SAN FRANCISCO is geographically quite small--only seven square miles--making its limited vacant land a premium in the extremely inflated real estate market.

So the race for land is on. This is how unscrupulous property speculators come into the picture, devising any and all ways of acquiring new property for development which can be sold for astronomical profit.

It began anew with the displacement of longtime Black homeowners in the Bayview.

In fact, the Bayview became ground zero in the last decade for the now discredited and often illegal predatory lending system in place at the time. Salesman actually knocked on doors offering slick and dishonest pitches concealing reviled hidden mortgage balloon payments down the road.

These sleazy agents were better able to lure in Black homeowners who were mostly unable to obtain normal bank loans due to their debt or poor credit rating--accumulated economic hardships partially stemming from the closing of the shipyards decades ago.

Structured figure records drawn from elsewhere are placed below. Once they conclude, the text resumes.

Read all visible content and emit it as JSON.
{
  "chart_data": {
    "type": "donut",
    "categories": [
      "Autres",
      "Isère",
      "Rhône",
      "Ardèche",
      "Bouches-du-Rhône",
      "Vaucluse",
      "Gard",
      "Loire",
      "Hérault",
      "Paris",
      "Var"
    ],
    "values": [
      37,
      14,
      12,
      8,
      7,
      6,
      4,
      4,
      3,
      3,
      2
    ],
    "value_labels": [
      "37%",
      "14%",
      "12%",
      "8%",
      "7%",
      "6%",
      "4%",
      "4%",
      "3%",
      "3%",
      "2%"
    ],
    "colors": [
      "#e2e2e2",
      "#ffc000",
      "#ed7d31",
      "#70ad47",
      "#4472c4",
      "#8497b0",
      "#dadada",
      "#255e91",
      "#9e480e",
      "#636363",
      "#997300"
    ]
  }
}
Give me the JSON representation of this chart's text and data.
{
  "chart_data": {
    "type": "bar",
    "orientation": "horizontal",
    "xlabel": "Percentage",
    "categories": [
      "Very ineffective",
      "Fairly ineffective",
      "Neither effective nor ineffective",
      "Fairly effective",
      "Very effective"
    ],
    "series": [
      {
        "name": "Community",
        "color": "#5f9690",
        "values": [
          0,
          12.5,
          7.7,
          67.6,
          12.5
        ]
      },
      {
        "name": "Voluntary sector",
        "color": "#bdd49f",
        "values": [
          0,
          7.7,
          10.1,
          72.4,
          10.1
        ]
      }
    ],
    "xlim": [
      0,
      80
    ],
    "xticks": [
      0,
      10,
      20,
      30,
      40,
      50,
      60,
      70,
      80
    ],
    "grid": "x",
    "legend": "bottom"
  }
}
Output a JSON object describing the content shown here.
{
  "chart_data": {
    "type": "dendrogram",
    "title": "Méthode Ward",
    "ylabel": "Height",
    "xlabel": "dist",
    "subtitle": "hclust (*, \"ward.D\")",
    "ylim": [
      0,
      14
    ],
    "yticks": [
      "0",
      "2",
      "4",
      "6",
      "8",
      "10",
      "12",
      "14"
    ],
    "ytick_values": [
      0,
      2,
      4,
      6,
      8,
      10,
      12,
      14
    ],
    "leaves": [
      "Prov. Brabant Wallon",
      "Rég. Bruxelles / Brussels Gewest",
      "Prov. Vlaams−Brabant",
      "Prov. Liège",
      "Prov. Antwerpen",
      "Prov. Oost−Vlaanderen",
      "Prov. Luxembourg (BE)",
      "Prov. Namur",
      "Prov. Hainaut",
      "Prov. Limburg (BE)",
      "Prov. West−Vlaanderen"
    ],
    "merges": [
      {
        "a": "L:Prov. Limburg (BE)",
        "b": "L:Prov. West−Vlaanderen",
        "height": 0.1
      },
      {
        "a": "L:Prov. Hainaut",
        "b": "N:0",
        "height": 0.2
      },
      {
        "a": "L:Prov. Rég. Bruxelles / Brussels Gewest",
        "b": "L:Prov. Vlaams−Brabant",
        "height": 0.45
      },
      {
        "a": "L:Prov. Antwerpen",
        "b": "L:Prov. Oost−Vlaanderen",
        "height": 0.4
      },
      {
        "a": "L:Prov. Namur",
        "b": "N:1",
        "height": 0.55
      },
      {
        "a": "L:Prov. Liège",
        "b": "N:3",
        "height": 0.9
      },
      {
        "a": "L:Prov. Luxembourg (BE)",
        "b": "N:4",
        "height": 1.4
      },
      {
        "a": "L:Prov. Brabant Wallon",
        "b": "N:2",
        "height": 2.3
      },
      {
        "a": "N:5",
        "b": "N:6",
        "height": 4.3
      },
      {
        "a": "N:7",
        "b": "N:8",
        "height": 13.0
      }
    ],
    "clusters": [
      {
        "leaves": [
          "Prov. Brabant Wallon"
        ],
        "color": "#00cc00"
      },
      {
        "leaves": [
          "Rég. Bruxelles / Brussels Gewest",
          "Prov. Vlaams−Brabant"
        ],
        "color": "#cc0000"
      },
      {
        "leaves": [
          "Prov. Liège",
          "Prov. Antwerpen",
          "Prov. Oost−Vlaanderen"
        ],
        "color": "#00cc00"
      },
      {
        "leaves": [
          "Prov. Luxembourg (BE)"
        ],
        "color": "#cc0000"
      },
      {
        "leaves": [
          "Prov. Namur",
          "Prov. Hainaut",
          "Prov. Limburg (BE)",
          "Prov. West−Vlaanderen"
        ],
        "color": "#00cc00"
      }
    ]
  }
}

As a result, this vulnerable group, many of them seniors, was targeted for predatory loans more than any other neighborhood in San Francisco. It led to an explosion of foreclosures.

Next, with land becoming ever more precious and scarce, private interests turned their attention to public lands, which, amazingly, includes the demolition of public housing in the Hunters Point section of the Bayview and its conversion by private developers into "mixed-use" development.

This is truly highly valued public land, sitting atop hills that offers some of the best views and best climate in the city.

But, as one city housing official told me, "The government is out of the business of building public housing" and has turned it over to private developers.

In plain language, "mixed-use" means building some portion of extremely profitable market-rate homes on land that was previously reserved exclusively for public, subsidized housing.

"What all this means to me," San Francisco Bay View editor Mary Ratcliff told me, "is that Blacks are being bulldozed from the Hunters Point section of Bayview. Simply put, Lennar and other private developers with city contracts believe they can more easily sell pricey upscale units if there are fewer Black folks living next door up here on the hill."

Ratcliff's respected national newspaper has published in the Bayview community since 1976. She has seen a lot and pointed out from her own intimate experiences that it was during this latest phase of redevelopment that "police occupation of the community intensified to fever pitch with gang injunctions, mass imprisonment of our youth and more targeted acts of police violence, all designed, I believe, to further push us out."

This story doesn't yet have an ending, and it won't until the emerging voices of young Black community activists and organizations that stood in front of the Bayview police station have their say, in alliance with the growing coalition of fair housing advocates and progressive unions taking a stand for a more inclusionary vision of prosperity.